昨年、脳梗塞を発症されて、闘病生活を続けられていたものの、時に車椅子に乗って大学にも姿を見せられ、日本産ゾウムシ類の研究を続けられていたらしい。

日本産ゾウムシ総説3冊目となるキクイゾウムシ科の完成が間近と伺っていたので、特に残念な気がする。先生も心残りであられただろうと思う。

逝去される直前の4月15日から8月30日まで、九州大学総合博物館常設展示室において、「特別展示 森本 桂コレクションとゾウムシ学」の展示が行われていた。

(パンフ表紙)































森本先生は1934年高知県生まれ、1952年九州大学農学部に入学。ゾウムシ類の比較形態学を研究。1956年卒業。

"先生の存在を知る"

先生は1961年農林省に就職され、熊本市立田山の林業試験場でマツの害虫とシロアリの分類を研究。松食い虫として有名なマツノマダラカミキリがマツノザイセンチュウの運び屋として、マツ枯れの主要な原因になったという研究結果を発表。

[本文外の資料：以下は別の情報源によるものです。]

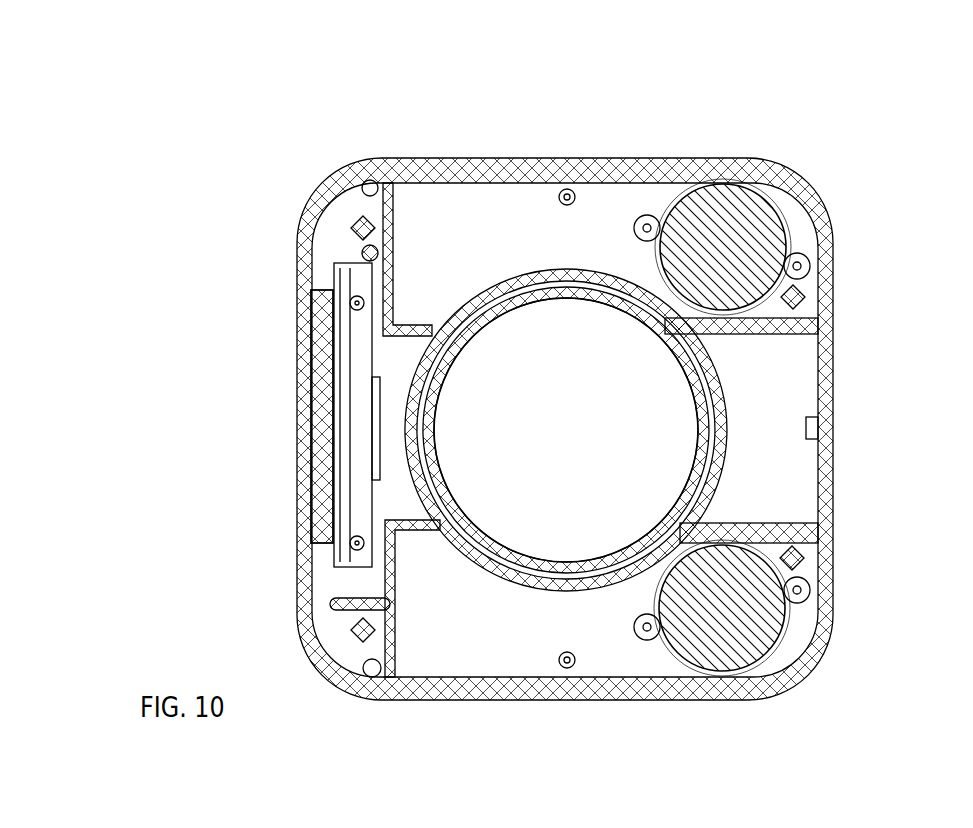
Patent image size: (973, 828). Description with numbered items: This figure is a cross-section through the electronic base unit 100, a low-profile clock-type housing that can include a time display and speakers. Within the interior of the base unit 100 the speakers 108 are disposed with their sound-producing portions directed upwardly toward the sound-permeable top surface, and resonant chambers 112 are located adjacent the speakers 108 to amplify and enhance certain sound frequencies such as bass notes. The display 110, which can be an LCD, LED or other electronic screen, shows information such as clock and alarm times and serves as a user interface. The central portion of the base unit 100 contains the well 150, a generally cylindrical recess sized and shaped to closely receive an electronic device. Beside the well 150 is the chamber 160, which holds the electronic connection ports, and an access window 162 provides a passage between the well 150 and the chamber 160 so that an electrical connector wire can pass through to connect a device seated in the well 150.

The electronic base unit 100 is at (437, 128).
The speakers 108 is at (697, 258).
The display 110 is at (305, 440).
The resonant chambers 112 is at (561, 240).
The well 150 is at (553, 490).
The chamber 160 is at (785, 378).
The access window 162 is at (700, 430).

その報告を元に、全国の松林で松食い虫の撲滅のために薬剤の空中散布が行われた。
私と先生の最初の接点は、この空中散布だった。

私は1949年生まれで、先生よりは15歳年下、大学入学後、当時ブームとなっていたカミキリムシの採集に夢中になった。カミキリ幼生期の権威 小島圭三先生に指導していただいて、当時、カミキリの幼生期を解明すべく採集を続けていた。

(トゲムネミヤマカミキリの報告のタイトル)










(付図と説明)

























大学卒業後、実家を継ぐことになり長崎県島原市に帰郷したが、毎日、頭上にヘリコプターが飛び回り、山は立ち入り禁止で、薬剤の空中散布が行われていた。

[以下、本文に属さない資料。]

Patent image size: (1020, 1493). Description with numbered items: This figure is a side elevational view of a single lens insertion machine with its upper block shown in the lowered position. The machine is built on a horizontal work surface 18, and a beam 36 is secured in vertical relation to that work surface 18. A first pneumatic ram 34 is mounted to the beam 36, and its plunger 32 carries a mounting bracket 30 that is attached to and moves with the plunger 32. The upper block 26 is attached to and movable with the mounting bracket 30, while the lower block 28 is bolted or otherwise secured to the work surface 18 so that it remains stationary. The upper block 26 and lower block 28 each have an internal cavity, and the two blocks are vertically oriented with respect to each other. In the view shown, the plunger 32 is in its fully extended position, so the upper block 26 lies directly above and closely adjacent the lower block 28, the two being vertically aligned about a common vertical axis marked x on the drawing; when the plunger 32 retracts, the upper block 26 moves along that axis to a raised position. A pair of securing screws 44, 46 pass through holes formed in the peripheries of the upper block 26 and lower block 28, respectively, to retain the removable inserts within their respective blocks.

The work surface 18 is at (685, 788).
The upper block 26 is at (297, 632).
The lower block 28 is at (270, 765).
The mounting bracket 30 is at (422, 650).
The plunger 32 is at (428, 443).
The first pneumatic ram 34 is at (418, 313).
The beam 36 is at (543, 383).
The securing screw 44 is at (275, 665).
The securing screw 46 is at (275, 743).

若くて、ナチュラリストを自認していた私としては、この空中散布は諸悪の根源であるように思われた。そして、地元の島原新聞に、1973年6月20日と21日の2回に分けて「自然は再生できない=島原の農薬空中散布について=」と言う1文を寄稿した。

(1973年6月20日付島原新聞)























そして、この空中散布の根拠を与えた研究者が森本先生であることを突き止めたので、この新聞を同封して、空中散布を止めさせていただきたいとの要望の手紙を書いた。
しかし、先生から返事が来ることは無かった。

"先生にゾウムシを見ていただく"

それから5年が経った1978年に、先生は九州大学農学部昆虫学教室に助教授として着任された。

私の方は、帰郷後、地元のカミキリ、そして、甲虫全体のファウナ調査を続けながら、長崎昆虫同好会と長崎県生物学会に入会した。後者によって発刊された「対馬の生物」の好評に勢いを得て、1982年には「五島の生物」が企画されたが、その中では甲虫リスト作成に携わることになった。

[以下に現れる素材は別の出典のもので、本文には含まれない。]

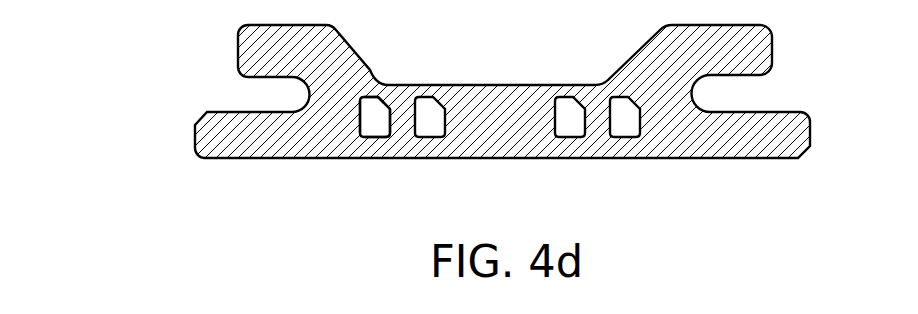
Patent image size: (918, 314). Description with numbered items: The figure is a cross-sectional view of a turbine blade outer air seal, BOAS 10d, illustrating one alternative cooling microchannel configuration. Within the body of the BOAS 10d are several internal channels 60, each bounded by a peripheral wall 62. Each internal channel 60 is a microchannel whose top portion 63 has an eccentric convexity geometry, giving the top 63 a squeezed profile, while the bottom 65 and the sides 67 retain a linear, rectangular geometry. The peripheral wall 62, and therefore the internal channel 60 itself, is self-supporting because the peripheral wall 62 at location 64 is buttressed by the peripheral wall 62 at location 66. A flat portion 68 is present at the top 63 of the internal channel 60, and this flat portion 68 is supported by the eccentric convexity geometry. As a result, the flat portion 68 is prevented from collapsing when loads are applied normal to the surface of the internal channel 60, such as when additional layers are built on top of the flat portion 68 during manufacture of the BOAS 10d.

The BOAS 10d is at (186, 135).
The internal channel 60 is at (356, 131).
The peripheral wall 62 is at (385, 135).
The top portion 63 is at (389, 104).
The location 64 is at (361, 102).
The bottom 65 is at (373, 138).
The location 66 is at (358, 103).
The sides 67 is at (392, 124).
The flat portion 68 is at (382, 94).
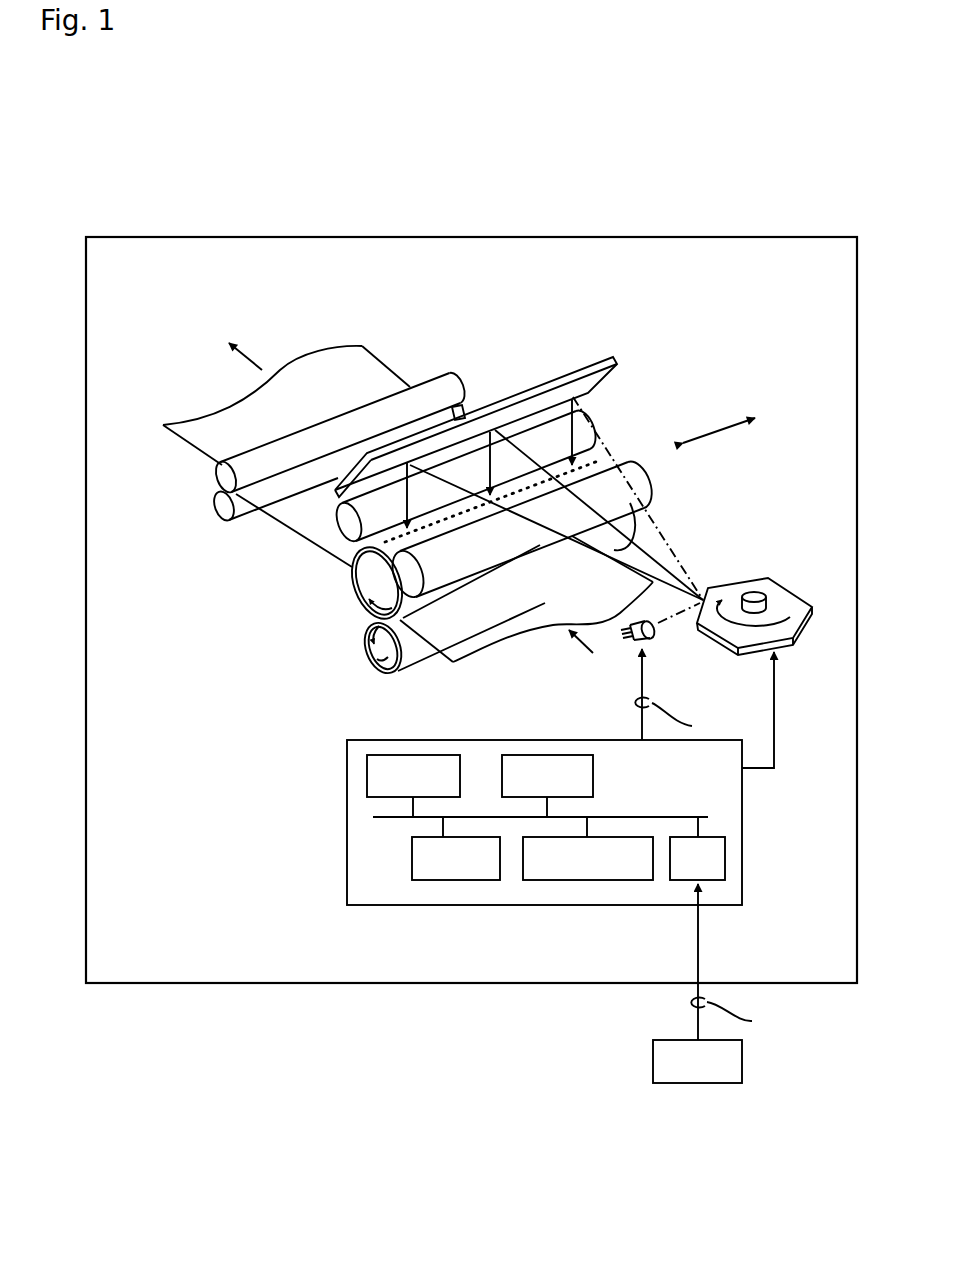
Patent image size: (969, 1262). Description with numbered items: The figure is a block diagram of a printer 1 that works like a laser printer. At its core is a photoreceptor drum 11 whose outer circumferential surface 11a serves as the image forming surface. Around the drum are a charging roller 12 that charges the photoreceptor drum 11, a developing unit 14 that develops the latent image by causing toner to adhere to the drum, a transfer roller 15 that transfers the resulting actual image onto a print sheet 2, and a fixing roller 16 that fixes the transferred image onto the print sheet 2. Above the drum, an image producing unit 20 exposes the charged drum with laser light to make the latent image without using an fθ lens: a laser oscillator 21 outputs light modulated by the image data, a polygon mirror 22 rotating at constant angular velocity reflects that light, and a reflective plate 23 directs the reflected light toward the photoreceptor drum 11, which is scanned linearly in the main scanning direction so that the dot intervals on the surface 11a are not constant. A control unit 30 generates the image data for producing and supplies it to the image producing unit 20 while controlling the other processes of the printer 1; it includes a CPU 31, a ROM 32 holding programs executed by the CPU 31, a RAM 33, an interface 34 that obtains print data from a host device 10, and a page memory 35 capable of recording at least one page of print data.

特に新種を含めて固有種が多い男女群島のリストも担当したことで、同定等、素人の手には負えず、カミキリは当時昆虫学教室の助手であった槙原寛氏にお願いすることにして、ゾウムシについては森本先生を紹介していただいた。

先生は丁寧に、男女群島産について標本を同定してくださり、 過去の記録についてもご教示いただいた。

(男女群島の甲虫相 タイトル)






















この後、未知の新種らしいゾウムシに出会うたびに、先生に連絡を取って見ていただいた。冒頭にある、特別展示のパンフに載っているアカサビシギゾウムシのホロタイプは私が採集した島原産である。

(アカサビシギゾウムシ)
















"ヒサゴゴミムシダマシの研究"

この頃また、私は九州大学英彦山実験所所長の中條道崇先生と一緒に、ヒサゴゴミムシダマシ属 Misolampidiusの再検討を進めていた。

(ゴトウトゲヒサゴゴミムシダマシ新種記載・付図)






















Esakia(19)1982に中條先生と共著で5種を新種記載した後、主として本土産の地域変異を中心に、1983年6月から1984年8月まで、「ヒサゴゴミムシダマシ属の系統と進化」と題して、月刊むしに11回に渡って連載させていただいた。

(ヒサゴゴミムシダマシ属の系統と進化 1回目)























(ヒサゴゴミムシダマシ属の♂脛節のトゲの進化)

















(ヒサゴゴミムシダマシ属の系統樹)


















"先生から九大の研究生に来ないかとのお誘いを受ける"

それから10年後の1993年12月5日、長崎大学で日本昆虫学会・日本鱗翅学会の九州支部会の合同大会が開かれた。会には長崎昆虫同好会も協賛して、私も参加した。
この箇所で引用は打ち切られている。